# Have you tried any of these fragrances?



## Sunny (Mar 15, 2010)

From Nature's Garden:

Orange Clove (from what I've read, everyone loves this one)
Buttercream
Chai Tea
Vanilla Bean
NG Vanilla Lavender Type
NG Biolage Matrix Type (like the shampoo)
Coconut Cabana (hoping for that coconut/sunscreen smell)
Lime Cilantro
Tropical Blast
Fresh Fruit Slices
Ugly Fruit


From WSP:

Bergamot Grapefruit EO Blend
Shampure Type EO Blend
Chamomile and Lavender EO Blend
Valencia Type EO Blend
Lemon Verbena EO Blend

I'd love to know what you thought of the fragrance, how it behaved in CP, did it discolor, and for the EO blends, did they stick in the soap or fade away?


----------



## dagmar88 (Mar 15, 2010)

Nope, but if you're planning on ordering from NG, don't forget to add sea salt caramel to your shoppingcart   
It is amazing and so strong!


----------



## Sunny (Mar 16, 2010)

Thanks for the suggestion, I WILL add it!

Planning on ordering in a few days  it is added to the list. I could go for some real sea salt caramels right now... yum.


----------



## dagmar88 (Mar 16, 2010)

Your welcome!


----------



## Sunny (Mar 19, 2010)

Anyone else tried any of these? What did you think?


----------



## Chay (Mar 19, 2010)

I've soaped the Shampure EO. I didn't like it as much as the actual scent of Shampure shampoo but it's nice.


----------



## i3randi (Mar 19, 2010)

I have the coconut cabana.  I haven't soaped it, but oob it smells just like the discontinued BBW coco-cabana.  I use it in hair conditioner and its awesome there


----------



## Sunny (Mar 19, 2010)

Thanks guys for the input, I'm really curious about the Buttercream and Lime Cilantro, anyone tried those? 

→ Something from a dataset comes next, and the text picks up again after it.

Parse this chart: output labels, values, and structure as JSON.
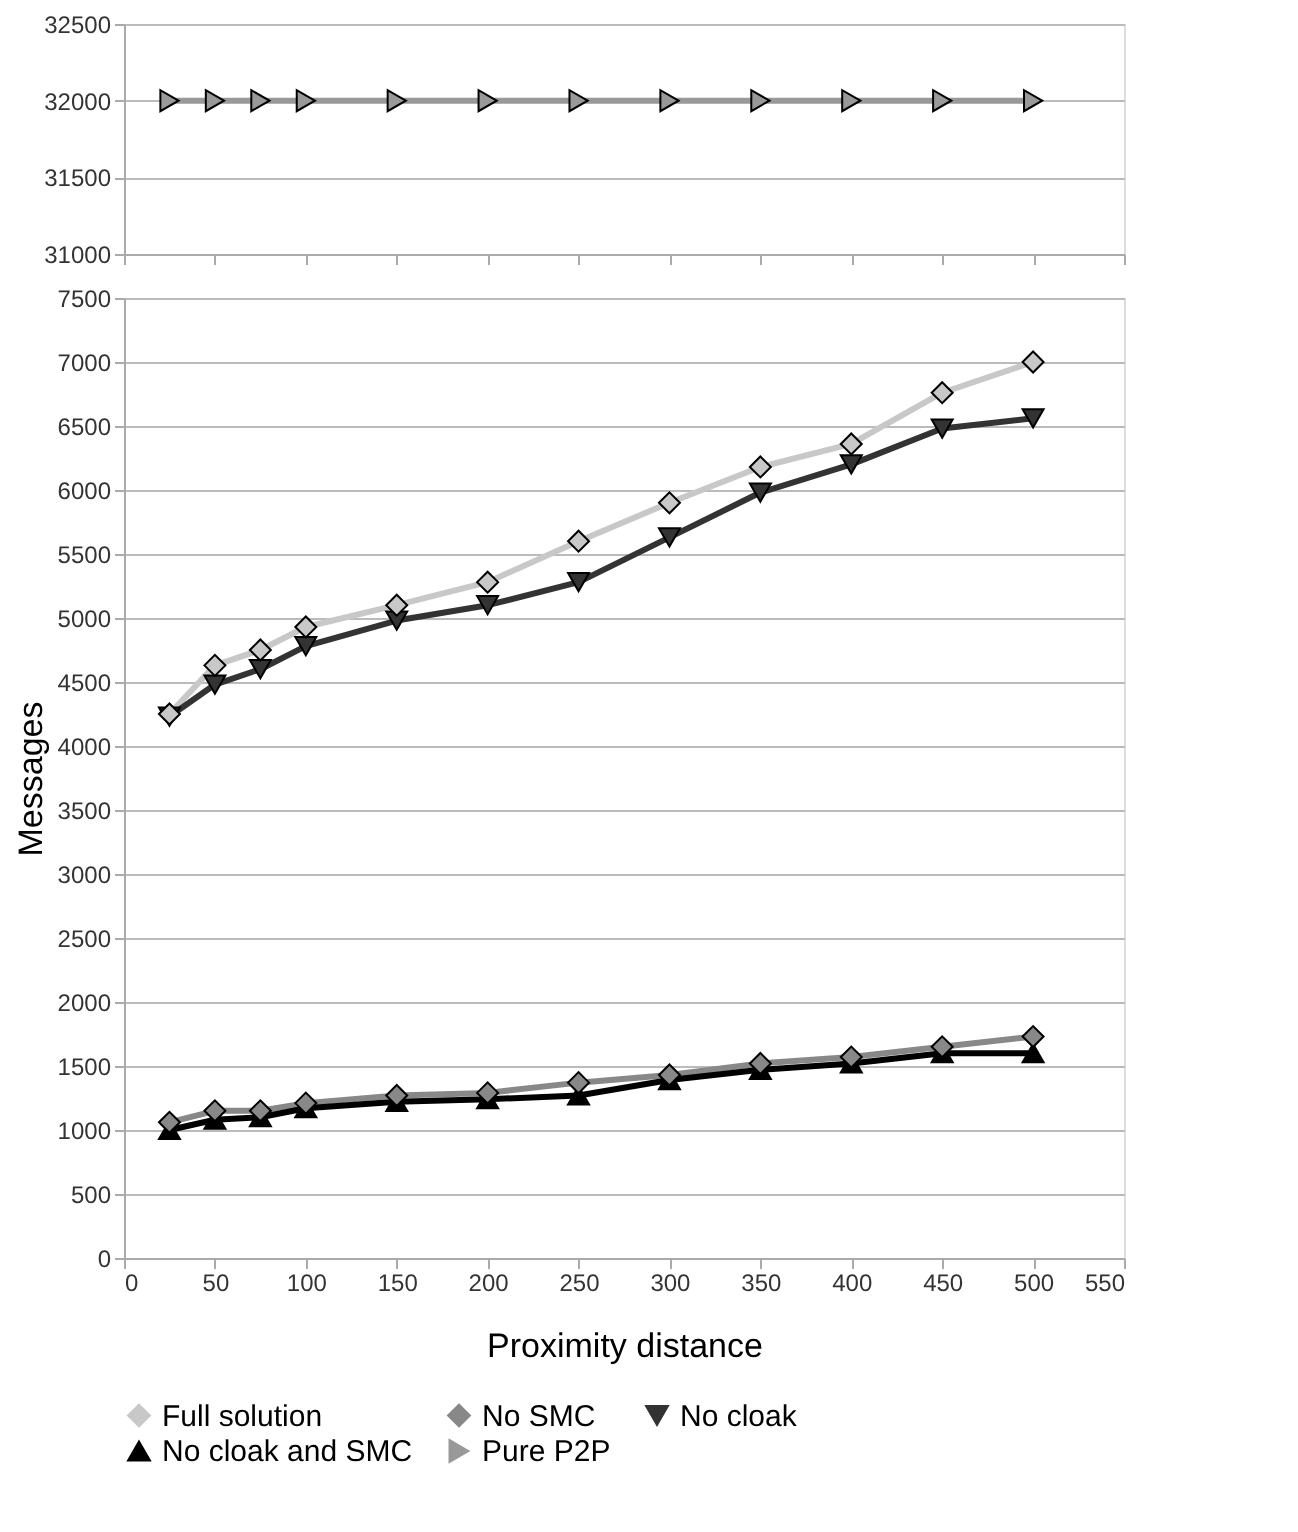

I WAS going to order everything on Monday, when the green log molds from WSP were supposed to be back in stock, but it seems the date has been pushed back even further.. very frustrated, I am waiting on those to soap!


----------



## tomara (Jun 24, 2010)

I have tried WSP's shampure scent.  Though its not totally awful, it does not smell exactly like Aveda's.  It is a good spa scent to use


----------



## IrishLass (Jun 24, 2010)

I have their Vanilla Lavender-type, but I've never soaped it (yet). I've only ever used it in a linen spray. The most that I can say is that it's a dead on dupe of Downey's Vanilla Lavender softener (one of my favorite Downey scents).

IrishLass


----------



## buffy (Jun 24, 2010)

Shampure is not really a great dupe, but I love the Lavender Vanilla Downy dupe


----------



## Stinkydancer (Jul 3, 2010)

Shampure- not dead on but a nice strong scent.

The Lavender and Chamomile EO blend is one of my absolute favorites. I love it. It's not strong though. Other than that really relaxing.

Valencia- I have soaped it and it's really nice as well. It faded for me a bit in CP though.


----------